2013 : 136-138 ; Sion, sous presse), similaires à ceux observés dans les unités de la Zone Sud et du Complexe Ouest abandonnées dès la phase Ma’ax 3. Pour la phase Muuch, les indices de ces ultimes rituels se concentraient dans les Complexes Central et Sud, des espaces ayant connu un abandon progressif (Chap. 5.1.6). Par la suite, le site ne fut plus visité que de manière épisodique au Postclassique, ce que démontre la présence d’encensoirs du type Chen-Mul Modelado découverts en surface (Walker et Reese-Taylor, 2012 : 68).

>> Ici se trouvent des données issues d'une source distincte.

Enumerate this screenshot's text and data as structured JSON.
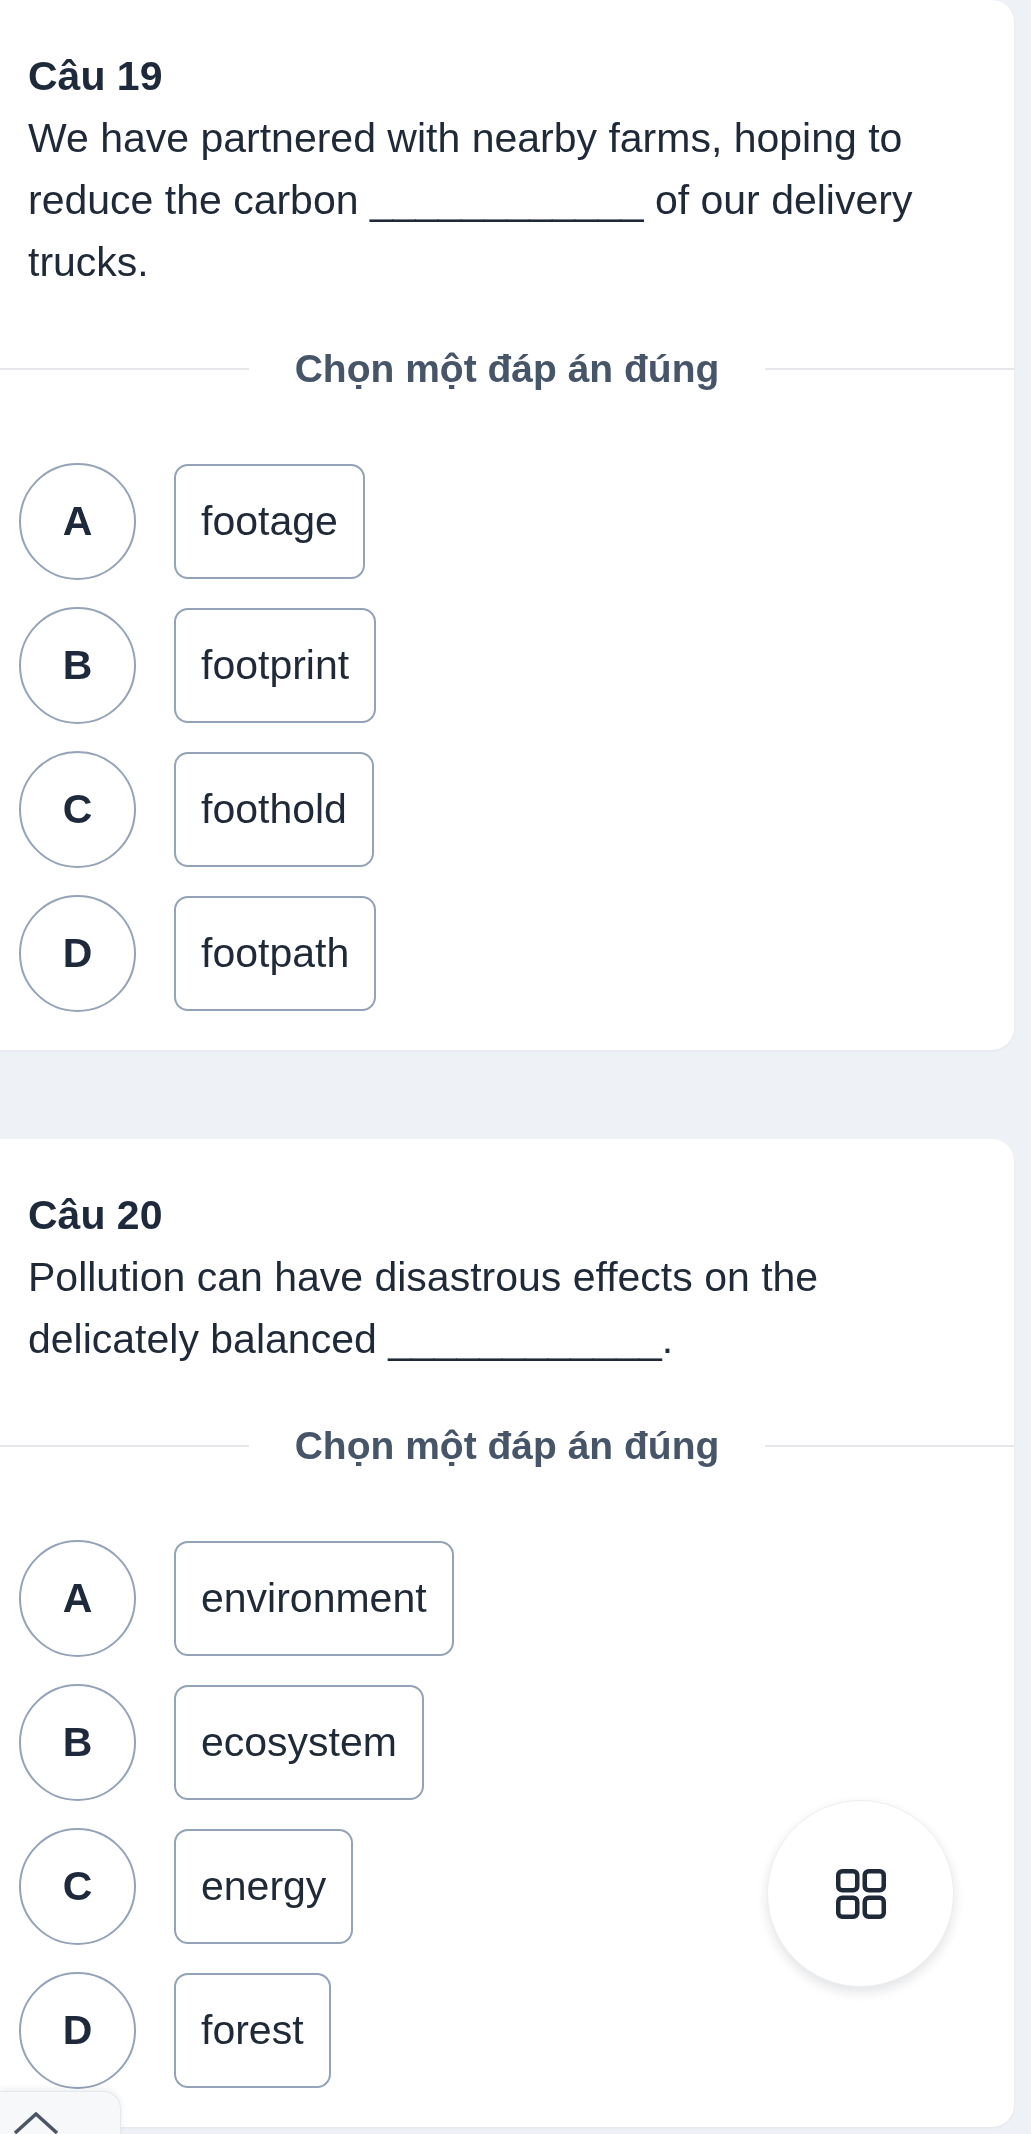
{
  "questions": [
    {
      "title": "Câu 19",
      "text": "We have partnered with nearby farms, hoping to reduce the carbon ____________ of our delivery trucks.",
      "prompt": "Chọn một đáp án đúng",
      "options": [
        {
          "letter": "A",
          "text": "footage",
          "selected": false
        },
        {
          "letter": "B",
          "text": "footprint",
          "selected": false
        },
        {
          "letter": "C",
          "text": "foothold",
          "selected": false
        },
        {
          "letter": "D",
          "text": "footpath",
          "selected": false
        }
      ]
    },
    {
      "title": "Câu 20",
      "text": "Pollution can have disastrous effects on the delicately balanced ____________.",
      "prompt": "Chọn một đáp án đúng",
      "options": [
        {
          "letter": "A",
          "text": "environment",
          "selected": false
        },
        {
          "letter": "B",
          "text": "ecosystem",
          "selected": false
        },
        {
          "letter": "C",
          "text": "energy",
          "selected": false
        },
        {
          "letter": "D",
          "text": "forest",
          "selected": false
        }
      ]
    }
  ]
}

Pour résumer, en ce qui concerne l’objet de notre recherche, à savoir les élites dominantes en phase Muuch, il faut noter particulièrement les interprétations suivantes :

les patios résidentiels en configuration compacte du Groupe B comportent les résidences urbaines de l’élite sociale du Classique récent, rassemblées notamment près de la Place Est et ses édifices royaux, en particulier 5O-5 (Fig. 3.10) ;

les principaux changements dans l’organisation spatiale de la cité au Classique récent final paraissent chronologiquement contemporains de la possible disparition de la dynastie Suutz’ à Naachtun, peut-être du fait d’une relocalisation à Calakmul puis à

Oxpemul, en bordure du secteur Río Bec (Fig. 3.5) ;

un processus de contraction des habitants de Naachtun dans les grands complexes résidentiels de la Zone Sud et du Groupe B est une probabilité pour les phases Ma’ax 3 et Muuch ;

la croissance du Groupe B a eu lieu depuis le Complexe Ouest vers le Complexe Central jusqu’au Complexe Sud ; ces deux derniers complexes sont en partie postérieurs à la cité dynastique Suutz’ et à son apogée monumental.

Ces avancées permettent de préciser nos hypothèses de travail et de justifier nos options d’objets de recherche dans le site.